"Sorte nossa que as árvores não gemam e os animais não falem. Imagina se cada vez que se aproximasse uma
motossera as árvores começassem a gritar 'Ai, ai, ai!' e aos bois não faltassem argumentos
razóaveis para não querem entrar no matadouro. Imagine porcos
parlamentando em causa própria, galinhas bem articuladas reivindicando sua participação na renda dos ovos e gritando
slogans contra o hábito bárbaro de comê-los, pássaros engaiolados fazendo discursos inflamados pela liberdade. Os únicos bichos que falam são os papagaios, mas até hoje não se tem notícia de um que defendesse os direitos dos outros. O papagaio tem voz, mas não tem consciência de classe.

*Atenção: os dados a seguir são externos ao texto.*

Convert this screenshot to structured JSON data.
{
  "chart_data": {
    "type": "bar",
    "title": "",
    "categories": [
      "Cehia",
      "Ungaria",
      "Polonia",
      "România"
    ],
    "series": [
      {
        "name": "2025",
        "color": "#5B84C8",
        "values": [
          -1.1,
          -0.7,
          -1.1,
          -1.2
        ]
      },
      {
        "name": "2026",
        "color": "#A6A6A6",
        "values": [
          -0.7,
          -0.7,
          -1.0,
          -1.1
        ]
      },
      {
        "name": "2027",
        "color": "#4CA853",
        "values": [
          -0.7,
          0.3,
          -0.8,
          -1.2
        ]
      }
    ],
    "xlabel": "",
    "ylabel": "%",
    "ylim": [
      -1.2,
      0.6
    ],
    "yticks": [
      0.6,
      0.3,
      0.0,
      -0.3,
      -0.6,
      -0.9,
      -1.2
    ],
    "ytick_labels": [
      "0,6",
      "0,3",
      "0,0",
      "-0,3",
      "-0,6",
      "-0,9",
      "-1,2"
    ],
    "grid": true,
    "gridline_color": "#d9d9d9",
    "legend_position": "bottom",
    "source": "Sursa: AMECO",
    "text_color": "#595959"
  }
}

A vida humana seria mais difícil se não
pudessemos colher uma beterraba sem ouvir as lamentações da sua família e insultos do resto da horta. Não
deixariamos de comer, claro. Nem beterrabas, nem bois ou galinhas, apesar de seus protestos. Mas o remorso e uma correta noção de prepotência inerente à condição de espécie dominante, fariam parte da nossa dieta. Teríamos uma ideia mais
exata da nossa crueldade indispensável, sem a qual não viveríamos. Sorte nossa que os animais e vegetais não tem uma linguagem, quanto mais um discurso organizado. Não os comeríamos com a mesma
empáfia se os tivessem. O único consolo deles é que também padecemos de falta de comunicação: ainda não encontramos um jeito de negociar com os germes, convencer os vírus a nos pouparem com retórica e dar remorso em epidemias.
Eu às
vezes fico pensando em como seria se os brasileiros falassem. Se protestassem contra o que lhes fazem, se fizerem discursos indignados em todas as filas de matadouros, se cobrassem com veemência uma participação em tudo que produzem para enriquecer os outros, reagissem a todas as mentiras que lhes dizem, reclamassem tudo que lhes foi negado e sonegado e se negassem a continuar sendo devorados, rotineiramente, em silêncio. Não é da sua natureza, eu sei, só estou especulando. Ainda seriam dominados por quem domina a linguagem e, além de tudo, sabe que fala mais alto o que nem boca tem, o dinheiro. Mas pelo menos não os comeriam com a mesma
empáfia."
Luís Fernando
VeríssimoEu sei o texto é tão bom que
doí.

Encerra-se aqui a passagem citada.